This is my symphony

What I read & what I lived …

Age of Miracles
Karen Thompson Walker

My bookstore friend had a book for me–“imaginative premise”, she said, “I dreamt about it all night.” Then the suggestion that I just might want to consider it as a read-aloud for my classes. And she was right. Even the New Yorker raved about this debut novel in their August 6 issue, saying author Karen Walker “creates lovely, low-key scenes to dramatize her premise”–and it’s that premise that is so compelling. Imagine if the earth slowed on its axis, days growing longer, nights stretching on, magnetic field bending and twisting.

It was called “the slowing.” The world’s top scientists had no explanation, no solutions. In the beginning, all that could be done was to carry on. So eleven-year-old Julia–friendless, flat-chested, and still in so many ways a little girl–continued with the hell that was sixth grade. Her school adjusted start times by the day, trying to maintain the status quo; some neighbors slid into a new rhythm, gardening at midnight and sleeping at noon. Birds died in pairs or by dozens on lawns. Her mother began to stockpile food and suffer “the sickness”: fainting, insomniac, nauseated. Weather shifted and crops withered.

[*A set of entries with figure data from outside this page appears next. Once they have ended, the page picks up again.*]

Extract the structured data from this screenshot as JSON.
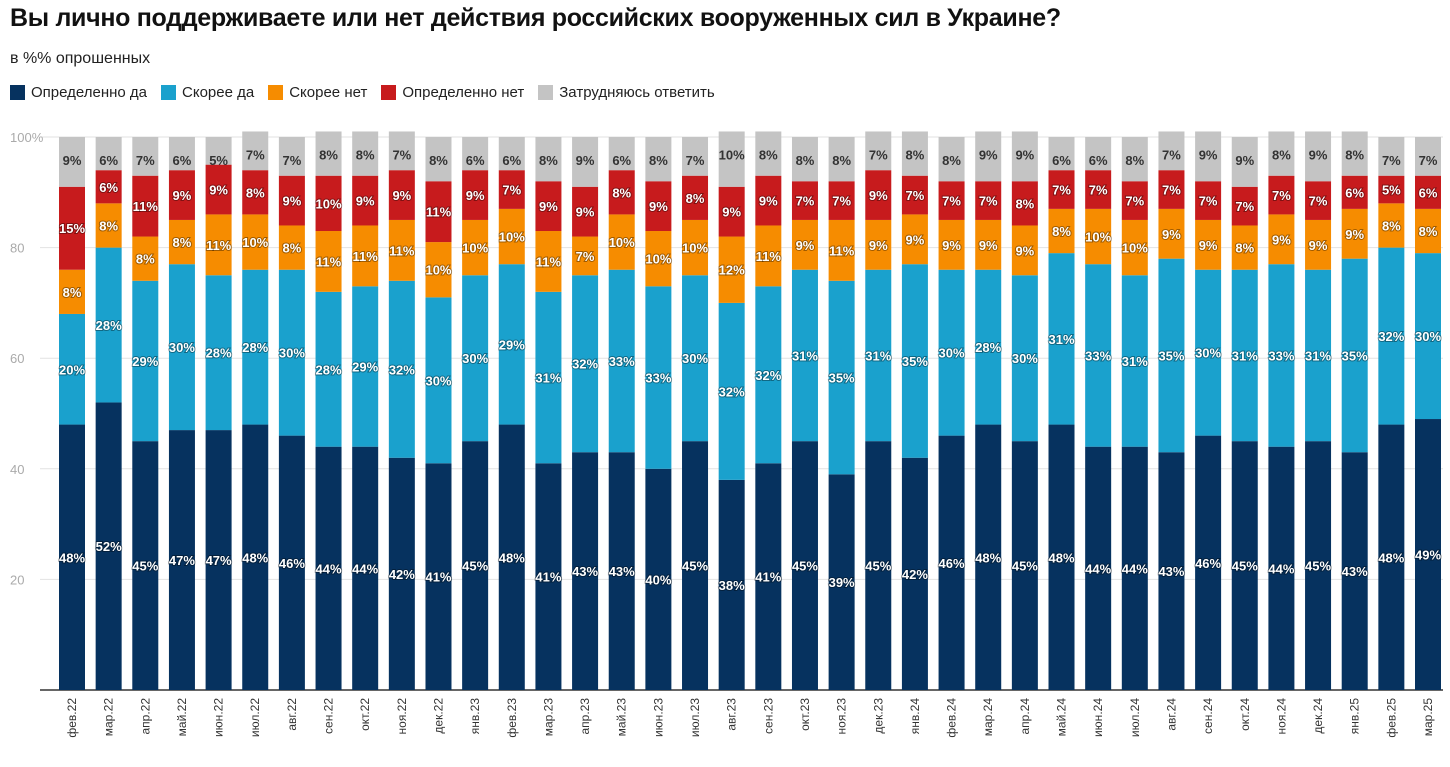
{
  "chart_data": {
    "type": "bar",
    "stacked": true,
    "title": "Вы лично поддерживаете или нет действия российских вооруженных сил в Украине?",
    "subtitle": "в %% опрошенных",
    "ylim": [
      0,
      100
    ],
    "yticks": [
      "0",
      "20",
      "40",
      "60",
      "80",
      "100%"
    ],
    "grid": true,
    "legend_position": "top-left",
    "categories": [
      "фев.22",
      "мар.22",
      "апр.22",
      "май.22",
      "июн.22",
      "июл.22",
      "авг.22",
      "сен.22",
      "окт.22",
      "ноя.22",
      "дек.22",
      "янв.23",
      "фев.23",
      "мар.23",
      "апр.23",
      "май.23",
      "июн.23",
      "июл.23",
      "авг.23",
      "сен.23",
      "окт.23",
      "ноя.23",
      "дек.23",
      "янв.24",
      "фев.24",
      "мар.24",
      "апр.24",
      "май.24",
      "июн.24",
      "июл.24",
      "авг.24",
      "сен.24",
      "окт.24",
      "ноя.24",
      "дек.24",
      "янв.25",
      "фев.25",
      "мар.25"
    ],
    "series": [
      {
        "name": "Определенно да",
        "color": "#06325f",
        "label_color": "#ffffff",
        "values": [
          48,
          52,
          45,
          47,
          47,
          48,
          46,
          44,
          44,
          42,
          41,
          45,
          48,
          41,
          43,
          43,
          40,
          45,
          38,
          41,
          45,
          39,
          45,
          42,
          46,
          48,
          45,
          48,
          44,
          44,
          43,
          46,
          45,
          44,
          45,
          43,
          48,
          49
        ]
      },
      {
        "name": "Скорее да",
        "color": "#1aa1cd",
        "label_color": "#ffffff",
        "values": [
          20,
          28,
          29,
          30,
          28,
          28,
          30,
          28,
          29,
          32,
          30,
          30,
          29,
          31,
          32,
          33,
          33,
          30,
          32,
          32,
          31,
          35,
          31,
          35,
          30,
          28,
          30,
          31,
          33,
          31,
          35,
          30,
          31,
          33,
          31,
          35,
          32,
          30
        ]
      },
      {
        "name": "Скорее нет",
        "color": "#f68c00",
        "label_color": "#ffffff",
        "values": [
          8,
          8,
          8,
          8,
          11,
          10,
          8,
          11,
          11,
          11,
          10,
          10,
          10,
          11,
          7,
          10,
          10,
          10,
          12,
          11,
          9,
          11,
          9,
          9,
          9,
          9,
          9,
          8,
          10,
          10,
          9,
          9,
          8,
          9,
          9,
          9,
          8,
          8
        ]
      },
      {
        "name": "Определенно нет",
        "color": "#c71b1d",
        "label_color": "#ffffff",
        "values": [
          15,
          6,
          11,
          9,
          9,
          8,
          9,
          10,
          9,
          9,
          11,
          9,
          7,
          9,
          9,
          8,
          9,
          8,
          9,
          9,
          7,
          7,
          9,
          7,
          7,
          7,
          8,
          7,
          7,
          7,
          7,
          7,
          7,
          7,
          7,
          6,
          5,
          6
        ]
      },
      {
        "name": "Затрудняюсь ответить",
        "color": "#c4c4c4",
        "label_color": "#333333",
        "values": [
          9,
          6,
          7,
          6,
          5,
          7,
          7,
          8,
          8,
          7,
          8,
          6,
          6,
          8,
          9,
          6,
          8,
          7,
          10,
          8,
          8,
          8,
          7,
          8,
          8,
          9,
          9,
          6,
          6,
          8,
          7,
          9,
          9,
          8,
          9,
          8,
          7,
          7
        ]
      }
    ]
  }
}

Finally, when light stretched on to nearly thirty-two hours, the president announced that Americans would revert to a twenty-four hour clock. And so Julia tells us, “light would be unhooked from day, darkness unchained from night”– clock time was enacted. Blackout curtains became an essential and sleeping pill use skyrocketed. Not everyone fell into step and “real-timers” began to slip away into the desert, building “shadow communities” that followed a circadian rhythm for this new age.

Through this chaos, Julia lives out her own age of miracles–she becomes fast friends with her crush Seth, watches her parents’ love ebb and grow, and always takes in the dying beauty around her. Karen Walker presents the unimaginable, the idea that the home we call Earth could come to a horrific end, through the eyes of a girl standing on the edge of promise and hope. It is Julia who just might give us a glimpse of why we are here: Though the pace of the slowing had slackened over the years, it had never stopped. The damage had been done, and we had come to suspect that we were dying. But … we carried on. We persisted … we told stories and we fell in love. We fought and we forgave. Some still hoped the world might right itself. Babies continued to be born.